AKP iktidarı dışındaki muhalefetin, burada kastım özelikle 6’lı masa denilen bloğun tutumu, bu bloğun Zaxo Katliamına karşı tutumu, başta da CHP’nin tutumu olmak üzere AKP iktidarının tutumunda bir millim dahi fark göstermedi. Bilakis iktidarın tutumunu pekiştiren bir anlayış sergilendi. Bu blok, kendi cephesinde AKP iktidarının Neo-Osmanlıcılık hülyasının, yayılmacı işgalci konseptinin, Kürt karşıtı politikanın bir uzantısı olarak geliştirilen Zaxo Katliamına karşı sessizlikleriyle söz konusu politikayı takviye ettiler. Etsinler. Yatırımları ve destekleri itibarsızlığa ve karanlığa oldu. Allem edip küllem edip katliamda milli şuur olarak ortaya sürdükleri tutum kötülüktür, faşizmdir.

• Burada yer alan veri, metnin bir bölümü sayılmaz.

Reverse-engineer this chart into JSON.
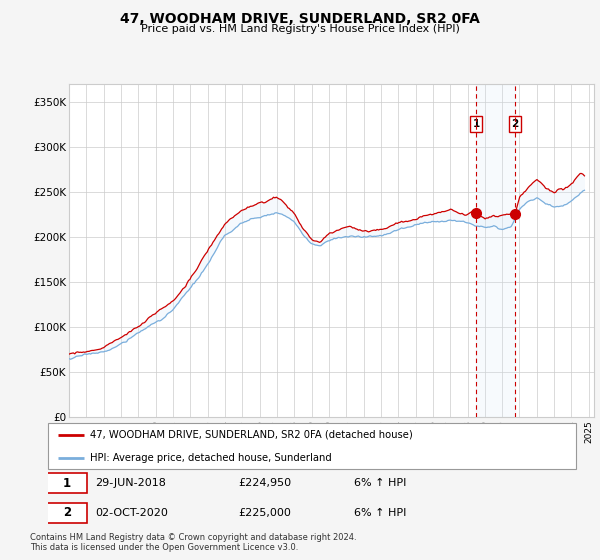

Dönem aynı zamanda Türk faşizminin, Neo-Osmanlıcılığın pervasızlık dönemi ve bu odakların kötülükle hemhâl olma dönemidir. Kötülüğün üstüne örtü çekme halleridir. Katliama yönelik tepkilerde görüldüğü gibi dayatılan zorbalığa, dayatılan kırıma, dayatılan insanlık dışı konsepte ve Neo-Osmanlıcılık zihniyetine, faşist diktatöryal uygulamalara karşı bir başka dinamik, bir mücadele dinamiği güçlü buluşmalarla kendini ortaya koyuyor. Kürt halkının derin özgürlükçü duruşu ve direnişi yanı sıra, Türkiye’nin demokratik özgürlükçü dinamiği, bölge halklarının anti Neo-Osmanlıcılık duruşu demokrasi tasavvuru ve özlemiyle geleceği daha umutlu kılıyor.